Sembrava importante per lui sapere che qualcuno le era stato accanto comprendendo il suo stato d’animo e confortandola.
Sarah sospirò. «Ha tentato. Per capirla devi sapere che tutto il suo mondo gira intorno all’istruzione. Quando ero ferita e in preda alle crisi d’ansia, non è stata in grado di comprendermi fino in fondo. Credo che da me si aspettasse che ritornassi la stessa figlia di prima. Io però non ero più in grado di accontentarla. Voleva che trovassi l’uomo perfetto, desiderava che mi sposassi con un accademico e che avessi dei figli altrettanto brillanti. Ci prova ancora. No, lei e io non parliamo spesso. Di solito è troppo impegnata, e quando chiama è solo per comunicarmi di aver trovato un uomo con caratteristiche genetiche simili alle mie.»
Dante allungò un braccio e spense la lampada sul comodino. La stanza piombò nel buio rischiarato soltanto dalla flebile luce della luna che filtrava attraverso la finestra. «Ti rendi conto, vero, che il modo in cui sei cresciuta non è normale?»
«Lo capisco adesso. Da bambina non credo di aver mai avuto realmente idea di che cosa fosse normale e cosa no. Mia madre era tutto quello che avevo e io non ero una ragazzina nella norma.» Sarah sbadigliò, si sentiva rilassata.
«Devi dormire» disse lui.
«Vuoi che torni in camera mia?» Forse di notte Dante amava avere i suoi spazi, anche se in cuor suo sperava che le dicesse di no. Desiderava restare al suo fianco.

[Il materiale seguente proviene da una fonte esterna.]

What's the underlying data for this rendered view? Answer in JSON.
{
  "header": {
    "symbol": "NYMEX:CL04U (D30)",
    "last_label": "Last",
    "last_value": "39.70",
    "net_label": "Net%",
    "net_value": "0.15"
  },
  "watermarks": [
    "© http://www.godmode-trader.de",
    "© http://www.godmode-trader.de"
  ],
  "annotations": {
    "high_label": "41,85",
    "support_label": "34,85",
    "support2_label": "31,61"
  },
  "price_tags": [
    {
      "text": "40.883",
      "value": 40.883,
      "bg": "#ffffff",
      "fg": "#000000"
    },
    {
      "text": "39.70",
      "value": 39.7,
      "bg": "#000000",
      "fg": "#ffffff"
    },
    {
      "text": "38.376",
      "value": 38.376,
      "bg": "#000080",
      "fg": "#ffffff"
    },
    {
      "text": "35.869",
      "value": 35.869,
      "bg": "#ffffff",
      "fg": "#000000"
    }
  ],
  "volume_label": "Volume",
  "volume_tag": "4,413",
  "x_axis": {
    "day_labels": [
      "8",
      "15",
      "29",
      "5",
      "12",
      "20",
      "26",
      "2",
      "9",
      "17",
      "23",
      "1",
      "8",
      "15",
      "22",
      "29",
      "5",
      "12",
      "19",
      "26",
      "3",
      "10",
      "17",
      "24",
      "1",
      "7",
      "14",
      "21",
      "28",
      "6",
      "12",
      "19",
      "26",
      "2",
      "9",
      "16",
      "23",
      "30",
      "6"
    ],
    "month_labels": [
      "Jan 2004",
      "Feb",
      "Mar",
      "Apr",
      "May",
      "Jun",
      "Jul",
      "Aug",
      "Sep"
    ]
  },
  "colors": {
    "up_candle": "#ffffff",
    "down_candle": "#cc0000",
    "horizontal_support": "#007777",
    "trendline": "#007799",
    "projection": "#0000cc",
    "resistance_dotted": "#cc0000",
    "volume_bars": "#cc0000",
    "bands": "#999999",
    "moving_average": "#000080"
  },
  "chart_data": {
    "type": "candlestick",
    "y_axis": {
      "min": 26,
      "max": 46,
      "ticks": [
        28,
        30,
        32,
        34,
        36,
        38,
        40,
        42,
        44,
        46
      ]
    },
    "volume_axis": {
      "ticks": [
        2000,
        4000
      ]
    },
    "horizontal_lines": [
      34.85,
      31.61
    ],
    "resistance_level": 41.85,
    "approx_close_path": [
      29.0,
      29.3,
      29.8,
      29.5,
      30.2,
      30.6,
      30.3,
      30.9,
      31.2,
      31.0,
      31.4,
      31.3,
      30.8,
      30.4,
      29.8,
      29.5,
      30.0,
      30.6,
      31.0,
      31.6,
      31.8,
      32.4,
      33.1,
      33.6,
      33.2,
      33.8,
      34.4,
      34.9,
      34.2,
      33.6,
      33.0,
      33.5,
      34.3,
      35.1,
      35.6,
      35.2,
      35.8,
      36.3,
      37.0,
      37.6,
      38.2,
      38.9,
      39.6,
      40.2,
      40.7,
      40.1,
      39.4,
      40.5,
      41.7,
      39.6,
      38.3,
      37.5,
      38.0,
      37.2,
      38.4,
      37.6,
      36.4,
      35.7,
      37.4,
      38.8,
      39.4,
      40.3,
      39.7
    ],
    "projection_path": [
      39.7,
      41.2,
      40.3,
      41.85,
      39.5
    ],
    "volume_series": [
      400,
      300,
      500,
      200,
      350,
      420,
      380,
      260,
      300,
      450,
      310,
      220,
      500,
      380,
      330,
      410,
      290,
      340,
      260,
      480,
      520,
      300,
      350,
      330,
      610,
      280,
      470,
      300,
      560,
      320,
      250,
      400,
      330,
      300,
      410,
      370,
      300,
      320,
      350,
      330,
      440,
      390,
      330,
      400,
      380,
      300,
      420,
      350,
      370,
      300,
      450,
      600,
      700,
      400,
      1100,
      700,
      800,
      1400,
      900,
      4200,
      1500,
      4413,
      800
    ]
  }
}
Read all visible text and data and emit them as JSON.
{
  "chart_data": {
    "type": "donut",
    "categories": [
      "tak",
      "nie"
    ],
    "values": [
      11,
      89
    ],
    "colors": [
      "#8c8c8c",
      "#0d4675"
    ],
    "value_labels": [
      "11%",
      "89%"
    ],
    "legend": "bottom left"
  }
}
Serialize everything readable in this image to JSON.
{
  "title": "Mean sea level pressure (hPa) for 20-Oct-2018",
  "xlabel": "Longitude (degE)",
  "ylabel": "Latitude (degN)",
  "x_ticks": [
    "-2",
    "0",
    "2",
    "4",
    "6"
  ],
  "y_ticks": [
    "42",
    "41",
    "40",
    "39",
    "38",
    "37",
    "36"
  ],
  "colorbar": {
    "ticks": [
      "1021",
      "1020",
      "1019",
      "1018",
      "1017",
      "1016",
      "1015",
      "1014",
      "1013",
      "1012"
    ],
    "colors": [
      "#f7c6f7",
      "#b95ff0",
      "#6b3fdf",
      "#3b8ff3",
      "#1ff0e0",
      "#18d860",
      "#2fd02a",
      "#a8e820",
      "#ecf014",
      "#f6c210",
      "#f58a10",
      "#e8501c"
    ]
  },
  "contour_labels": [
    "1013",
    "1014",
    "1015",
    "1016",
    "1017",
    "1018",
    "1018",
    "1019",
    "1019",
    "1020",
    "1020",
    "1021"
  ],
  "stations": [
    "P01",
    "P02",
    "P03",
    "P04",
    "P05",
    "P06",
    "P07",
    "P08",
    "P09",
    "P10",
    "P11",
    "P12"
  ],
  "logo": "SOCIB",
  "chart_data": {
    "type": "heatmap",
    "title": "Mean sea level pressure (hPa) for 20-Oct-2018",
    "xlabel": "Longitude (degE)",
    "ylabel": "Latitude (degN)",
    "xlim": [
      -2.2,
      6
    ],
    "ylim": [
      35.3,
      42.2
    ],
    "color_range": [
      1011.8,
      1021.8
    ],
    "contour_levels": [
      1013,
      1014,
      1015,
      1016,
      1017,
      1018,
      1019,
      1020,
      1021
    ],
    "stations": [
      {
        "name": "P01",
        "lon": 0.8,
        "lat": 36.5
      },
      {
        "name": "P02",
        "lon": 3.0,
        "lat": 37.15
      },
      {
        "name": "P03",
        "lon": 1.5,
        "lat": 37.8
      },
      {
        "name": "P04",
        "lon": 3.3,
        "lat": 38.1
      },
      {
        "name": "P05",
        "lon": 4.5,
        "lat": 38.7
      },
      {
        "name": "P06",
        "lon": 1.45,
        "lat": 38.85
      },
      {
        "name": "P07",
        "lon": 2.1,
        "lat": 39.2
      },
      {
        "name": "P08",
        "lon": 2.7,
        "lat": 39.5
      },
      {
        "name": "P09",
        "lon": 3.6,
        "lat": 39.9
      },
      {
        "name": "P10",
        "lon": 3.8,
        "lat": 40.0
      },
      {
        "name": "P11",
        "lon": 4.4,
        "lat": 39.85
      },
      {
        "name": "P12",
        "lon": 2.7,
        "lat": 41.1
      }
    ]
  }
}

«Assolutamente no. Non chiuderei occhio anche solo sapendoti dietro la porta accanto. Voglio che resti qui, con me.»
Le serrò un’ultima volta la mano prima di lasciarla, girarsi su un fianco e cingerle la vita con le braccia. Sarah si sistemò meglio contro di lui, schiena contro ventre. «Anch’io sto meglio qui. Sono un po’ spaventata dopo tutto quello che è successo.»
«E a ragione, direi. Ti voglio qui, nel mio letto.»
Il suo letto… Esattamente il posto in cui anche lei desiderava stare. Lì si sentiva al sicuro. Stretta tra le braccia protettive di Dante, si addormentò.